University scrutinizes text alert pros, cons


After internally assessing its response on Sept. 28 — the day mathematics sophomore Colton Tooley fired 11 rounds of his AK-47 on campus before taking his own life — the University’s Emergency Preparedness department reported about 53,000 students and staff received text message alerts.

However, in many cases users did not receive the text alerts for up to 45 minutes after they were sent. UT officials said congested wireless traffic contributed to the delay.

Director of Emergency Preparedness David Cronk sent the text messages, which went out from an internal server to a third-party aggregator, a collection of servers. From there, the messages were transmitted to towers of different cell phone carriers, such as AT&T or Verizon.
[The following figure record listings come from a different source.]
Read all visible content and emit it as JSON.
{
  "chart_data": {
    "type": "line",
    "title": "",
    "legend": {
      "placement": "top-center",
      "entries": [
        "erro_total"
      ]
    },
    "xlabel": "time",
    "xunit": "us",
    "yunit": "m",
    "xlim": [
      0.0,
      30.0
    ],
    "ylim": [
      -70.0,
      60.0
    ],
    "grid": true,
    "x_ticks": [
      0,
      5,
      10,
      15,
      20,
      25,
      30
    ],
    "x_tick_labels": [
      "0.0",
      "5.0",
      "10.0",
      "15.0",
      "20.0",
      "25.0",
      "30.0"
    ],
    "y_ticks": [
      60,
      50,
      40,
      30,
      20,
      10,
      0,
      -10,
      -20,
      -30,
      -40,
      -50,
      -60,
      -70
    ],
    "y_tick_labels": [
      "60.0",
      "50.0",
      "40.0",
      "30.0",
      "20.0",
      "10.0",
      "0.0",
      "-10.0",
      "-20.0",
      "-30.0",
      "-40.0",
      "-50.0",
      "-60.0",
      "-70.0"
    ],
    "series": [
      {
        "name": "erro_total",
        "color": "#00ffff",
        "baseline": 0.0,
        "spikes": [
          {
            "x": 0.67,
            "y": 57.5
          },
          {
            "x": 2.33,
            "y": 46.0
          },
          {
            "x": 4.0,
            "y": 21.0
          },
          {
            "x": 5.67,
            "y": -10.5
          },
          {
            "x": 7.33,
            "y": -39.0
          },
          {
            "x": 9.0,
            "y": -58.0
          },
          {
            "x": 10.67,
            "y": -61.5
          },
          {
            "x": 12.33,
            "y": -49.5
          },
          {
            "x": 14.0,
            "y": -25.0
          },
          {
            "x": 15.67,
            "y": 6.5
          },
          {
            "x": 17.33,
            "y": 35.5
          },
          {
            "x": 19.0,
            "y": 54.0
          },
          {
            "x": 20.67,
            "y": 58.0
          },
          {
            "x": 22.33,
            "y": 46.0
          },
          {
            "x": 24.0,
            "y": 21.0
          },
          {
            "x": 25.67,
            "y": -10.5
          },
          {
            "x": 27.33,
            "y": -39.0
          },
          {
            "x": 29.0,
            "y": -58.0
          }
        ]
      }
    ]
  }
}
“That’s where the weak point is within the distribution system,” Cronk said. “Because if you hit a tower with 55,000 messages at a time, it has a certain capacity that it can handle.”
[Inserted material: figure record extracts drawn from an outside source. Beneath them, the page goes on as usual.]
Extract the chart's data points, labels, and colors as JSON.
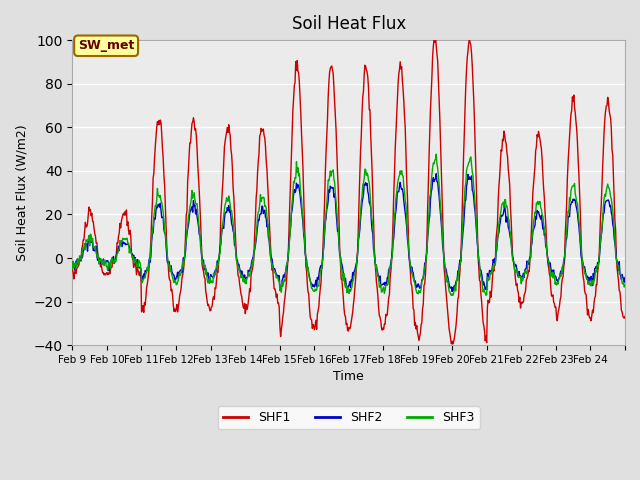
{
  "title": "Soil Heat Flux",
  "xlabel": "Time",
  "ylabel": "Soil Heat Flux (W/m2)",
  "ylim": [
    -40,
    100
  ],
  "yticks": [
    -40,
    -20,
    0,
    20,
    40,
    60,
    80,
    100
  ],
  "x_tick_positions": [
    0,
    1,
    2,
    3,
    4,
    5,
    6,
    7,
    8,
    9,
    10,
    11,
    12,
    13,
    14,
    15,
    16
  ],
  "x_labels": [
    "Feb 9",
    "Feb 10",
    "Feb 11",
    "Feb 12",
    "Feb 13",
    "Feb 14",
    "Feb 15",
    "Feb 16",
    "Feb 17",
    "Feb 18",
    "Feb 19",
    "Feb 20",
    "Feb 21",
    "Feb 22",
    "Feb 23",
    "Feb 24",
    ""
  ],
  "shf1_color": "#cc0000",
  "shf2_color": "#0000cc",
  "shf3_color": "#00aa00",
  "background_color": "#e0e0e0",
  "plot_bg_color": "#ebebeb",
  "grid_color": "#ffffff",
  "annotation_text": "SW_met",
  "annotation_bg": "#ffff99",
  "annotation_border": "#996600",
  "legend_labels": [
    "SHF1",
    "SHF2",
    "SHF3"
  ],
  "n_points": 768,
  "days": 16,
  "amp_envelope": [
    0.5,
    0.5,
    1.6,
    1.6,
    1.5,
    1.5,
    2.2,
    2.2,
    2.2,
    2.2,
    2.5,
    2.5,
    1.4,
    1.4,
    1.8,
    1.8
  ]
}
It took four to five minutes for the aggregator to receive the messages and up to 45 minutes for individuals to get the notifications, Cronk said. The department sent out 54,000 messages at a time — five times overall — totaling 270,000 notifications for the day.

About seven years ago, UT made a five-year deal to use a text-messaging system known as Mobile Campus, which included coupons to local restaurants. After noticing a negative response to the coupons, UT switched to a stand-alone product strictly for messaging purposes, Cronk said.
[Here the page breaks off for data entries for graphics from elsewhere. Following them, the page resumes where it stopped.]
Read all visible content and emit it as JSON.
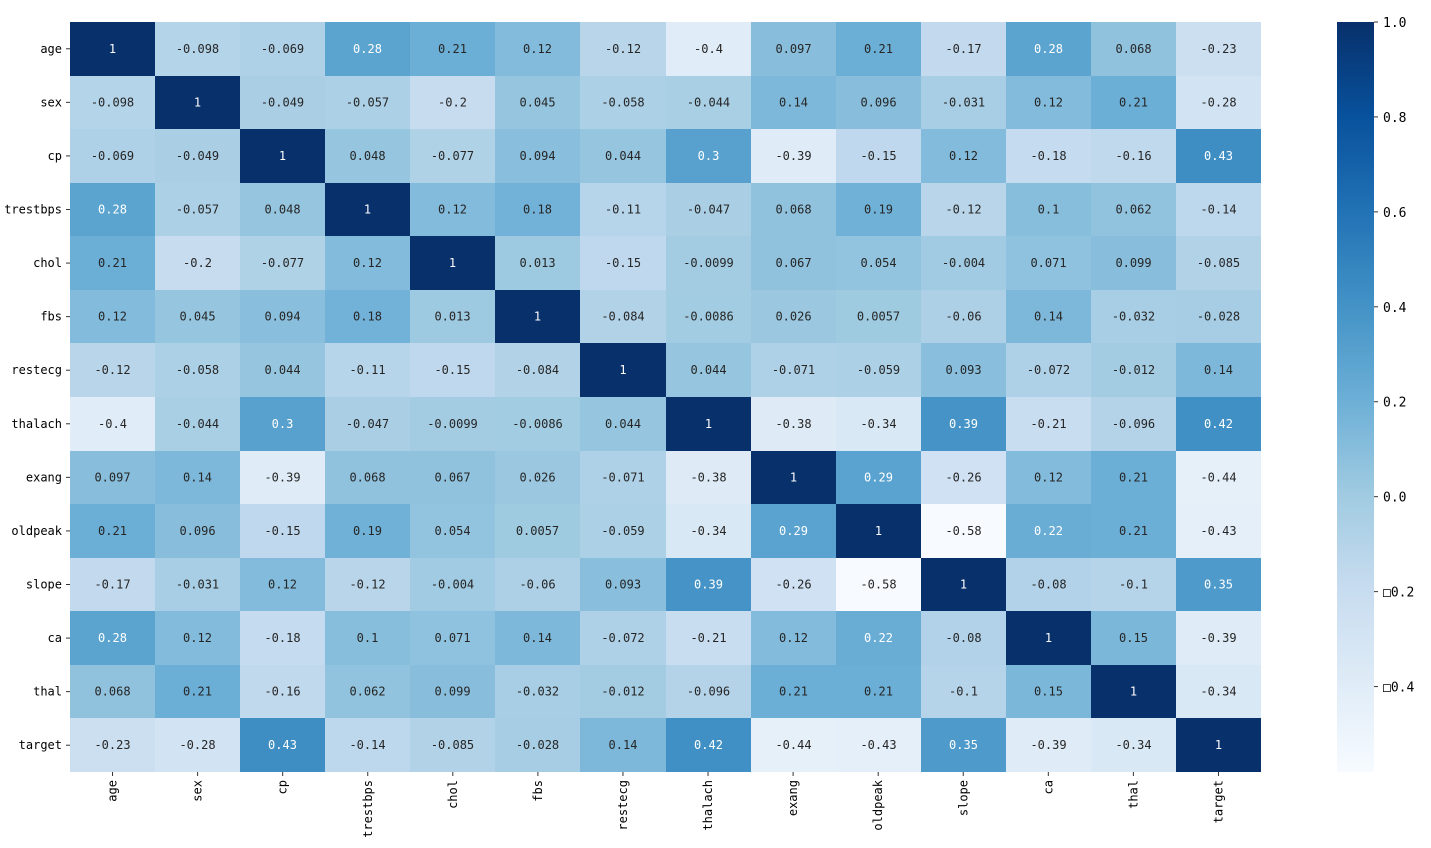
{
  "chart_data": {
    "type": "heatmap",
    "title": "",
    "xlabel": "",
    "ylabel": "",
    "x_categories": [
      "age",
      "sex",
      "cp",
      "trestbps",
      "chol",
      "fbs",
      "restecg",
      "thalach",
      "exang",
      "oldpeak",
      "slope",
      "ca",
      "thal",
      "target"
    ],
    "y_categories": [
      "age",
      "sex",
      "cp",
      "trestbps",
      "chol",
      "fbs",
      "restecg",
      "thalach",
      "exang",
      "oldpeak",
      "slope",
      "ca",
      "thal",
      "target"
    ],
    "values": [
      [
        1,
        -0.098,
        -0.069,
        0.28,
        0.21,
        0.12,
        -0.12,
        -0.4,
        0.097,
        0.21,
        -0.17,
        0.28,
        0.068,
        -0.23
      ],
      [
        -0.098,
        1,
        -0.049,
        -0.057,
        -0.2,
        0.045,
        -0.058,
        -0.044,
        0.14,
        0.096,
        -0.031,
        0.12,
        0.21,
        -0.28
      ],
      [
        -0.069,
        -0.049,
        1,
        0.048,
        -0.077,
        0.094,
        0.044,
        0.3,
        -0.39,
        -0.15,
        0.12,
        -0.18,
        -0.16,
        0.43
      ],
      [
        0.28,
        -0.057,
        0.048,
        1,
        0.12,
        0.18,
        -0.11,
        -0.047,
        0.068,
        0.19,
        -0.12,
        0.1,
        0.062,
        -0.14
      ],
      [
        0.21,
        -0.2,
        -0.077,
        0.12,
        1,
        0.013,
        -0.15,
        -0.0099,
        0.067,
        0.054,
        -0.004,
        0.071,
        0.099,
        -0.085
      ],
      [
        0.12,
        0.045,
        0.094,
        0.18,
        0.013,
        1,
        -0.084,
        -0.0086,
        0.026,
        0.0057,
        -0.06,
        0.14,
        -0.032,
        -0.028
      ],
      [
        -0.12,
        -0.058,
        0.044,
        -0.11,
        -0.15,
        -0.084,
        1,
        0.044,
        -0.071,
        -0.059,
        0.093,
        -0.072,
        -0.012,
        0.14
      ],
      [
        -0.4,
        -0.044,
        0.3,
        -0.047,
        -0.0099,
        -0.0086,
        0.044,
        1,
        -0.38,
        -0.34,
        0.39,
        -0.21,
        -0.096,
        0.42
      ],
      [
        0.097,
        0.14,
        -0.39,
        0.068,
        0.067,
        0.026,
        -0.071,
        -0.38,
        1,
        0.29,
        -0.26,
        0.12,
        0.21,
        -0.44
      ],
      [
        0.21,
        0.096,
        -0.15,
        0.19,
        0.054,
        0.0057,
        -0.059,
        -0.34,
        0.29,
        1,
        -0.58,
        0.22,
        0.21,
        -0.43
      ],
      [
        -0.17,
        -0.031,
        0.12,
        -0.12,
        -0.004,
        -0.06,
        0.093,
        0.39,
        -0.26,
        -0.58,
        1,
        -0.08,
        -0.1,
        0.35
      ],
      [
        0.28,
        0.12,
        -0.18,
        0.1,
        0.071,
        0.14,
        -0.072,
        -0.21,
        0.12,
        0.22,
        -0.08,
        1,
        0.15,
        -0.39
      ],
      [
        0.068,
        0.21,
        -0.16,
        0.062,
        0.099,
        -0.032,
        -0.012,
        -0.096,
        0.21,
        0.21,
        -0.1,
        0.15,
        1,
        -0.34
      ],
      [
        -0.23,
        -0.28,
        0.43,
        -0.14,
        -0.085,
        -0.028,
        0.14,
        0.42,
        -0.44,
        -0.43,
        0.35,
        -0.39,
        -0.34,
        1
      ]
    ],
    "annotations": [
      [
        "1",
        "-0.098",
        "-0.069",
        "0.28",
        "0.21",
        "0.12",
        "-0.12",
        "-0.4",
        "0.097",
        "0.21",
        "-0.17",
        "0.28",
        "0.068",
        "-0.23"
      ],
      [
        "-0.098",
        "1",
        "-0.049",
        "-0.057",
        "-0.2",
        "0.045",
        "-0.058",
        "-0.044",
        "0.14",
        "0.096",
        "-0.031",
        "0.12",
        "0.21",
        "-0.28"
      ],
      [
        "-0.069",
        "-0.049",
        "1",
        "0.048",
        "-0.077",
        "0.094",
        "0.044",
        "0.3",
        "-0.39",
        "-0.15",
        "0.12",
        "-0.18",
        "-0.16",
        "0.43"
      ],
      [
        "0.28",
        "-0.057",
        "0.048",
        "1",
        "0.12",
        "0.18",
        "-0.11",
        "-0.047",
        "0.068",
        "0.19",
        "-0.12",
        "0.1",
        "0.062",
        "-0.14"
      ],
      [
        "0.21",
        "-0.2",
        "-0.077",
        "0.12",
        "1",
        "0.013",
        "-0.15",
        "-0.0099",
        "0.067",
        "0.054",
        "-0.004",
        "0.071",
        "0.099",
        "-0.085"
      ],
      [
        "0.12",
        "0.045",
        "0.094",
        "0.18",
        "0.013",
        "1",
        "-0.084",
        "-0.0086",
        "0.026",
        "0.0057",
        "-0.06",
        "0.14",
        "-0.032",
        "-0.028"
      ],
      [
        "-0.12",
        "-0.058",
        "0.044",
        "-0.11",
        "-0.15",
        "-0.084",
        "1",
        "0.044",
        "-0.071",
        "-0.059",
        "0.093",
        "-0.072",
        "-0.012",
        "0.14"
      ],
      [
        "-0.4",
        "-0.044",
        "0.3",
        "-0.047",
        "-0.0099",
        "-0.0086",
        "0.044",
        "1",
        "-0.38",
        "-0.34",
        "0.39",
        "-0.21",
        "-0.096",
        "0.42"
      ],
      [
        "0.097",
        "0.14",
        "-0.39",
        "0.068",
        "0.067",
        "0.026",
        "-0.071",
        "-0.38",
        "1",
        "0.29",
        "-0.26",
        "0.12",
        "0.21",
        "-0.44"
      ],
      [
        "0.21",
        "0.096",
        "-0.15",
        "0.19",
        "0.054",
        "0.0057",
        "-0.059",
        "-0.34",
        "0.29",
        "1",
        "-0.58",
        "0.22",
        "0.21",
        "-0.43"
      ],
      [
        "-0.17",
        "-0.031",
        "0.12",
        "-0.12",
        "-0.004",
        "-0.06",
        "0.093",
        "0.39",
        "-0.26",
        "-0.58",
        "1",
        "-0.08",
        "-0.1",
        "0.35"
      ],
      [
        "0.28",
        "0.12",
        "-0.18",
        "0.1",
        "0.071",
        "0.14",
        "-0.072",
        "-0.21",
        "0.12",
        "0.22",
        "-0.08",
        "1",
        "0.15",
        "-0.39"
      ],
      [
        "0.068",
        "0.21",
        "-0.16",
        "0.062",
        "0.099",
        "-0.032",
        "-0.012",
        "-0.096",
        "0.21",
        "0.21",
        "-0.1",
        "0.15",
        "1",
        "-0.34"
      ],
      [
        "-0.23",
        "-0.28",
        "0.43",
        "-0.14",
        "-0.085",
        "-0.028",
        "0.14",
        "0.42",
        "-0.44",
        "-0.43",
        "0.35",
        "-0.39",
        "-0.34",
        "1"
      ]
    ],
    "colormap": "Blues",
    "vmin": -0.58,
    "vmax": 1.0,
    "colorbar": {
      "ticks": [
        1.0,
        0.8,
        0.6,
        0.4,
        0.2,
        0.0,
        -0.2,
        -0.4
      ],
      "tick_labels": [
        "1.0",
        "0.8",
        "0.6",
        "0.4",
        "0.2",
        "0.0",
        "□0.2",
        "□0.4"
      ],
      "placement": "right"
    },
    "grid": false,
    "legend": "none"
  }
}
Cronk said some cell phone towers, including Sprint’s, may have seen the large number of text messages coming, interpreted them as spam and rejected them. The University’s Information Technology Services provided the network with a six-digit code to move the emergency text messages to the top of the queue, eventually reaching students on campus.

The Emergency Preparedness department is trying to address the congestion problems by implementing a multichannel delivery system which would reach television screens and computer desktops, Cronk said.

“It won’t be on every computer,” he said. “It doesn’t have to be. If you have 30 students and one person gets the message, it won’t take long for everybody else to know.”

T-Mobile spokeswoman Ann Brooks said the network saw a 200- to 400-percent increase in cell phone traffic between 8 a.m. and noon on the day of the incident. Brooks said it is impossible to predict when massive traffic spikes will happen, but the company can monitor the network to respond when they do.

“We know that things like this are bound to happen in a nationwide network,” Brooks said. “We feel like the most important reason to have robust wireless services for any community is to keep people connected to public safety facilities in emergency situations like this.”

Future improvements include changing word usage and expanding the speaker system to indoor locations. All communications systems — including the sirens, intercom and text messages — are tested on the first Wednesday of each month to ensure that they are in working order.

UT police Chief Robert Dahlstrom said having the text message system improved the campus response by providing information directly to students, faculty and staff.

“I think our system is one everyone is looking to emulate at this point in time,” he said.